The continual intake of this mist over a twenty-minute period is the equivalent of taking one shot of distilled spirits[citation needed].

The machine's marketers say it produces a "Euphoric High" and the effects of alcohol consumption with decreased intake of calories, carbohydrates, and hangovers associated with common liquid consumption. Hangovers are allegedly prevented because the amount of alcohol delivered is small and this prevents the metabolic effects of alcohol from taking place, such as being a diuretic and leading to a state of dehydration which in part is responsible for the feelings of hangover. Vaporized alcohol also enters the bloodstream faster and its effects are more immediate than its liquid counterparts. If this is true, this will result in an enhanced euphoric effect, similar to drinking liquid alcohol on an empty stomach. (For similar rapid absorption, stimulants are insufflated instead of ingested. The rate of change is sensed by the nervous system.)

Marketers encourage purchasers to use the machine no more than twice in a 24-hour period to avoid overconsumption, as this might be dangerous.

Legal status[edit]

AWOL was first in Asia and Europe. It was introduced to the United States in August 2004.
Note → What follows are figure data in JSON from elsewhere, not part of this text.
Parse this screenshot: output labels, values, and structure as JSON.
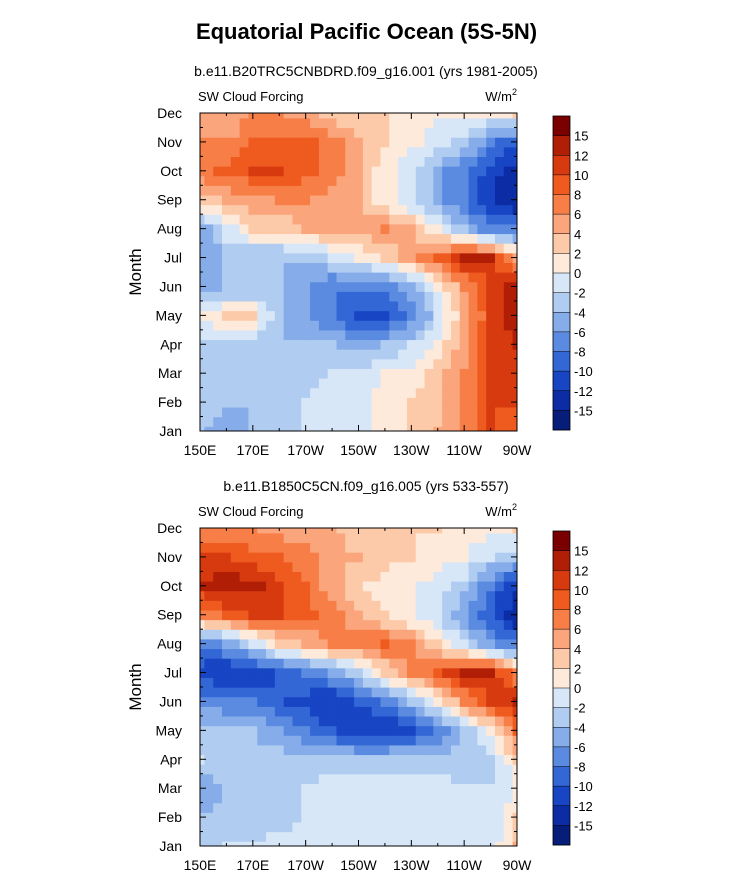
{
  "page_title": "Equatorial Pacific Ocean (5S-5N)",
  "months": [
    "Jan",
    "Feb",
    "Mar",
    "Apr",
    "May",
    "Jun",
    "Jul",
    "Aug",
    "Sep",
    "Oct",
    "Nov",
    "Dec"
  ],
  "longitude_ticks": [
    "150E",
    "170E",
    "170W",
    "150W",
    "130W",
    "110W",
    "90W"
  ],
  "colorbar_labels": [
    "15",
    "12",
    "10",
    "8",
    "6",
    "4",
    "2",
    "0",
    "-2",
    "-4",
    "-6",
    "-8",
    "-10",
    "-12",
    "-15"
  ],
  "colorbar_colors": [
    "#7a0000",
    "#b01e06",
    "#d83a10",
    "#ef5a1e",
    "#f77e46",
    "#fba57c",
    "#fdcaa9",
    "#feeadb",
    "#d7e7f8",
    "#b0cdf1",
    "#86adea",
    "#5b8be0",
    "#3467d6",
    "#1745c4",
    "#0b2ca4",
    "#061d7a"
  ],
  "chart_data": [
    {
      "type": "heatmap",
      "subtitle": "b.e11.B20TRC5CNBDRD.f09_g16.001 (yrs 1981-2005)",
      "field_label": "SW Cloud Forcing",
      "units": "W/m",
      "units_sup": "2",
      "ylabel": "Month",
      "x_range": [
        "150E",
        "90W"
      ],
      "y_range": [
        "Jan",
        "Dec"
      ],
      "value_range": [
        -15,
        15
      ],
      "x": [
        "150E",
        "160E",
        "170E",
        "180",
        "170W",
        "160W",
        "150W",
        "140W",
        "130W",
        "120W",
        "110W",
        "100W",
        "90W"
      ],
      "y": [
        "Jan",
        "Feb",
        "Mar",
        "Apr",
        "May",
        "Jun",
        "Jul",
        "Aug",
        "Sep",
        "Oct",
        "Nov",
        "Dec"
      ],
      "z": [
        [
          -4,
          -5,
          -4,
          -3,
          -2,
          -2,
          -1,
          1,
          2,
          4,
          6,
          10,
          8
        ],
        [
          -3,
          -4,
          -4,
          -3,
          -2,
          -1,
          -1,
          1,
          2,
          3,
          6,
          10,
          10
        ],
        [
          -3,
          -4,
          -4,
          -4,
          -3,
          -2,
          -2,
          0,
          1,
          3,
          6,
          10,
          11
        ],
        [
          -3,
          -3,
          -3,
          -4,
          -4,
          -4,
          -5,
          -4,
          -2,
          1,
          5,
          10,
          12
        ],
        [
          1,
          2,
          2,
          -4,
          -6,
          -8,
          -11,
          -11,
          -8,
          -2,
          4,
          10,
          14
        ],
        [
          -5,
          -4,
          -4,
          -4,
          -6,
          -8,
          -8,
          -7,
          -5,
          0,
          6,
          10,
          14
        ],
        [
          -6,
          -4,
          -4,
          -4,
          -4,
          -2,
          0,
          2,
          5,
          8,
          12,
          12,
          4
        ],
        [
          -6,
          -1,
          2,
          2,
          4,
          5,
          5,
          6,
          4,
          0,
          -4,
          -8,
          -8
        ],
        [
          3,
          4,
          5,
          6,
          6,
          5,
          4,
          1,
          -2,
          -5,
          -8,
          -12,
          -14
        ],
        [
          7,
          9,
          10,
          10,
          9,
          7,
          4,
          1,
          -2,
          -5,
          -8,
          -11,
          -13
        ],
        [
          6,
          6,
          8,
          9,
          9,
          7,
          4,
          2,
          1,
          -1,
          -3,
          -7,
          -10
        ],
        [
          4,
          4,
          6,
          6,
          5,
          3,
          2,
          2,
          1,
          0,
          0,
          0,
          2
        ]
      ]
    },
    {
      "type": "heatmap",
      "subtitle": "b.e11.B1850C5CN.f09_g16.005 (yrs 533-557)",
      "field_label": "SW Cloud Forcing",
      "units": "W/m",
      "units_sup": "2",
      "ylabel": "Month",
      "x_range": [
        "150E",
        "90W"
      ],
      "y_range": [
        "Jan",
        "Dec"
      ],
      "value_range": [
        -15,
        15
      ],
      "x": [
        "150E",
        "160E",
        "170E",
        "180",
        "170W",
        "160W",
        "150W",
        "140W",
        "130W",
        "120W",
        "110W",
        "100W",
        "90W"
      ],
      "y": [
        "Jan",
        "Feb",
        "Mar",
        "Apr",
        "May",
        "Jun",
        "Jul",
        "Aug",
        "Sep",
        "Oct",
        "Nov",
        "Dec"
      ],
      "z": [
        [
          -3,
          -2,
          -2,
          -1,
          -1,
          -1,
          -1,
          -1,
          -1,
          -1,
          -1,
          -2,
          4
        ],
        [
          -4,
          -3,
          -3,
          -3,
          -2,
          -1,
          -1,
          -1,
          -1,
          -1,
          -1,
          -2,
          2
        ],
        [
          -6,
          -4,
          -3,
          -3,
          -2,
          -1,
          -1,
          -1,
          -1,
          -1,
          -2,
          -2,
          0
        ],
        [
          -2,
          -3,
          -3,
          -3,
          -3,
          -3,
          -3,
          -3,
          -3,
          -3,
          -3,
          -3,
          2
        ],
        [
          -3,
          -4,
          -4,
          -6,
          -8,
          -10,
          -12,
          -12,
          -11,
          -8,
          -4,
          1,
          8
        ],
        [
          -7,
          -7,
          -8,
          -10,
          -11,
          -12,
          -10,
          -8,
          -4,
          0,
          6,
          10,
          12
        ],
        [
          -11,
          -12,
          -12,
          -10,
          -8,
          -6,
          -3,
          2,
          6,
          9,
          12,
          12,
          6
        ],
        [
          -8,
          -6,
          -2,
          2,
          4,
          6,
          7,
          8,
          6,
          2,
          -2,
          -6,
          -8
        ],
        [
          6,
          8,
          10,
          10,
          9,
          7,
          4,
          2,
          0,
          -2,
          -6,
          -10,
          -14
        ],
        [
          12,
          14,
          13,
          10,
          8,
          5,
          2,
          1,
          0,
          -1,
          -3,
          -8,
          -12
        ],
        [
          10,
          10,
          9,
          8,
          7,
          5,
          4,
          3,
          2,
          1,
          0,
          -2,
          -4
        ],
        [
          6,
          6,
          6,
          5,
          5,
          4,
          3,
          3,
          2,
          2,
          1,
          1,
          2
        ]
      ]
    }
  ]
}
The possible health and safety risks of inhaling alcohol vapors are unknown and many legislators are promoting legislation to ban alcohol inhalation machines. Michigan has made it illegal to possess, sell or use an AWOL machine, and as of June 2008, 22 other states have banned the device; Arizona, California, Colorado, Connecticut, Florida, Idaho, Illinois, Indiana, Iowa, Kansas, Kentucky, Louisiana, Maine, Michigan, Minnesota, Nevada, New York, North Carolina, Ohio, Pennsylvania, South Carolina, Tennessee, Virginia, and Wyoming. Support for such legislation comes from groups fighting underage drinking and drunk driving, including alcohol companies such as Diageo and industry groups such as the Distilled Spirits Council of the United States (DISCUS), among others.